New whistleblower documents suggest Attorney General Merrick Garland lied to lawmakers last month when he denied that the Department of Justice was being weaponized to target concerned parents at school board meetings.

Testifying before the House Judiciary Committee in late October, Garland said the agency’s interest in parents was provoked by a letter from the National School Boards Association asking for federal law enforcement to use “domestic terrorism” laws to go after those who are concerned about what is taught in classrooms.

“The National School Board Association, which represents thousands of school boards and school board members, says that there are these kinds of threats,” Garland said, explaining the DOJ’s investigation of parents while denying that divisions dedicated to counterterrorism were being deployed.

Garland told lawmakers he could not “imagine any circumstance in which the Patriot Act would be used in the circumstances of parents complaining about their children, nor … a circumstance where they would be labeled as domestic terrorists.”

“I do not think that parents getting angry at school boards for whatever reason constitute domestic terrorism,” Garland said. “It’s not even a close question.”

Records from an anonymous whistleblower released by Rep.
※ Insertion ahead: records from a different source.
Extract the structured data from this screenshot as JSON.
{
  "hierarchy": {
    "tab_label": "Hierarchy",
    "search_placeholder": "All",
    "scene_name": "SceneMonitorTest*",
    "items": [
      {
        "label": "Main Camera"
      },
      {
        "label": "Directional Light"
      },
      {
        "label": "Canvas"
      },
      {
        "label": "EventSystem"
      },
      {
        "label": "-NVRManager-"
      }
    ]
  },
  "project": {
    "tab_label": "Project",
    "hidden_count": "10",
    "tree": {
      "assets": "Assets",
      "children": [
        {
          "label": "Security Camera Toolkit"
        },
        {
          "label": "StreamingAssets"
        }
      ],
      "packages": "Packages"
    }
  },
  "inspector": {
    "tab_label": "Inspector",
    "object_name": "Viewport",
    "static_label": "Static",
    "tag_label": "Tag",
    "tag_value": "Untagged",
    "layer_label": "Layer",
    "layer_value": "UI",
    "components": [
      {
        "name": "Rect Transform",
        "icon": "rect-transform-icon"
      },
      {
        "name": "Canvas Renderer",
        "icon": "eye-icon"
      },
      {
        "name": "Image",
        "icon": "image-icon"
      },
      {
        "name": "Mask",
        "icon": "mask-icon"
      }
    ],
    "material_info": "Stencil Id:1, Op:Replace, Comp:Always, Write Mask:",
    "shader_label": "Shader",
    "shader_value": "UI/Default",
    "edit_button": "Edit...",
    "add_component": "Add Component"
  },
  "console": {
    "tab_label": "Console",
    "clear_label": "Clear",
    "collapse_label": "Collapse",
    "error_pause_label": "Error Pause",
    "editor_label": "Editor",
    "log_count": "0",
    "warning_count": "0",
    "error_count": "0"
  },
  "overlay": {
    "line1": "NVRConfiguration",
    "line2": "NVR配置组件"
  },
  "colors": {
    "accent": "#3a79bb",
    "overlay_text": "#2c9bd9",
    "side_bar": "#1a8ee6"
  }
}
Jim Jordan, R-Ohio, on Tuesday, however, reveal that the FBI’s Counterterrorism Division is engaged in categorizing threat assessments relating to parents with a “threat tag.”

An internal email attached to a letter from Jordan to the attorney general references an Oct. 4 memorandum from Garland for the FBI to address “investigations and assessments of threats specifically directed against school board administrators, board members, teachers, and staff,” with the tag.

“This disclosure provides specific evidence that federal law enforcement operationalized counterterrorism tools at the behest of a left-wing special interest group against concerned parents,” Jordan wrote. “We know from public reporting that the National School Boards Association coordinated with the White House prior to sending a letter dated September 29 to President Biden labeling parents as domestic terrorists and urging the Justice Department to use federal tools — including the Patriot Act — to target parents.”

The NSBA later apologized with “regret” for the letter days after Garland’s testimony.

“To be clear, the safety of school board members, other public school officials and educators, and students is our top priority, and there remains important work to be done on this issue,” the NSBA wrote. “However, there was no justification for some of the language included in the letter.”